Unter den ersten zehn weltweit. Und in Deutschland ist er der beste.

Das müssen Sie als Geschäftsmann jetzt sagen.

Da haben Sie nicht unrecht. Ich hab mit den anderen ja nichts mehr zu tun. Ich will sie nicht mehr sammeln. Glauben Sie nicht, dass irgendein Sammler Kunst nur um der Kunst willen sammelt. Sammler haben immer auch den Gewinn im Blick.

Sie sind 78 Jahre alt. Was wird eines Tages mit Ihrer Kollektion geschehen? Haben Sie kunstinteressierte Kinder?

Ich habe zwei Söhne, die interessieren sich nicht für Kunst. Sie haben mir beide gesagt, dass sie sich nicht Millionen an die Wand hängen. Dass sie die Sammlung auflösen würden. Also habe ich sie 2006 an die Wella-Erben Sylvia und Ulrich Ströher verkauft, mit der Auflage, dass sie mindestens 20 Jahre in dieser Form erhalten bleibt.

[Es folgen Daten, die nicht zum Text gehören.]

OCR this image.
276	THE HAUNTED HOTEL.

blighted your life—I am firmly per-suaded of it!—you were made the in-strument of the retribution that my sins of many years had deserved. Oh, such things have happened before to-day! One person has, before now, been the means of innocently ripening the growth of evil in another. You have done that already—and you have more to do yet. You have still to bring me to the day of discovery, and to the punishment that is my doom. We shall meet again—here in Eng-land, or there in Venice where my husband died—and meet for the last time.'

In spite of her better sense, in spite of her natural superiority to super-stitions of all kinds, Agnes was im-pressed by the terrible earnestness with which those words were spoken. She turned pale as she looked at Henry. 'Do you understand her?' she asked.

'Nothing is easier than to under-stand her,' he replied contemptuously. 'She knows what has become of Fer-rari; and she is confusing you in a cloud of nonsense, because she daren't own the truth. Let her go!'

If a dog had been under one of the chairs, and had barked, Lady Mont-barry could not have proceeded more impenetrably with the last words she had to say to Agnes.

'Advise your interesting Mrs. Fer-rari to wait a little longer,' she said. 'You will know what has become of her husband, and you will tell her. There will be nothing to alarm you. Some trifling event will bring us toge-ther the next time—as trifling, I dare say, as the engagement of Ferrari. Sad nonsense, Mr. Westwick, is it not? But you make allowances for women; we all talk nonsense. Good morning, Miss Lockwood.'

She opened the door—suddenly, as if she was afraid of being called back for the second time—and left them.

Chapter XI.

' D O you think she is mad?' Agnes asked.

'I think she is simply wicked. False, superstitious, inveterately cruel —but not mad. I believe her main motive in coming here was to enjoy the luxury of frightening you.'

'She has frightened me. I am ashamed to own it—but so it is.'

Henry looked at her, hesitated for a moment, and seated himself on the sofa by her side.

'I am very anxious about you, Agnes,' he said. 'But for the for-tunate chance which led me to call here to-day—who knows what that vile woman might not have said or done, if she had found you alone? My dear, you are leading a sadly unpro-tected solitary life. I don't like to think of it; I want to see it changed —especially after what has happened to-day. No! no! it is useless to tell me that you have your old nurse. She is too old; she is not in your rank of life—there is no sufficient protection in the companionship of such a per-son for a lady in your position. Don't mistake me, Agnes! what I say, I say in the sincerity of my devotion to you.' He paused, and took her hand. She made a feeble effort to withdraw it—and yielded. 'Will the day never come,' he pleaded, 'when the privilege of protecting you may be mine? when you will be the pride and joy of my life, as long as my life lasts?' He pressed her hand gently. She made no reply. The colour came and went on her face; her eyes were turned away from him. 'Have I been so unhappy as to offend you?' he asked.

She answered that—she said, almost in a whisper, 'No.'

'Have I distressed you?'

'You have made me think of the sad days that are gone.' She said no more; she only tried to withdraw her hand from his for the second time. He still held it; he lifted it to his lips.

Angeblich haben Sie dafür 50 Millionen Euro bekommen ?

(Lächelt) Dafür hätte ich sie nicht verkauft. Ich hatte allein 26 Bilder von Gerhard Richter. Sie wissen, was die kosten ?

Jetzt konzentrieren Sie sich auf Anselm Kiefer. 40 Werke von ihm sind in Ihrem Besitz. Wie geht´s weiter?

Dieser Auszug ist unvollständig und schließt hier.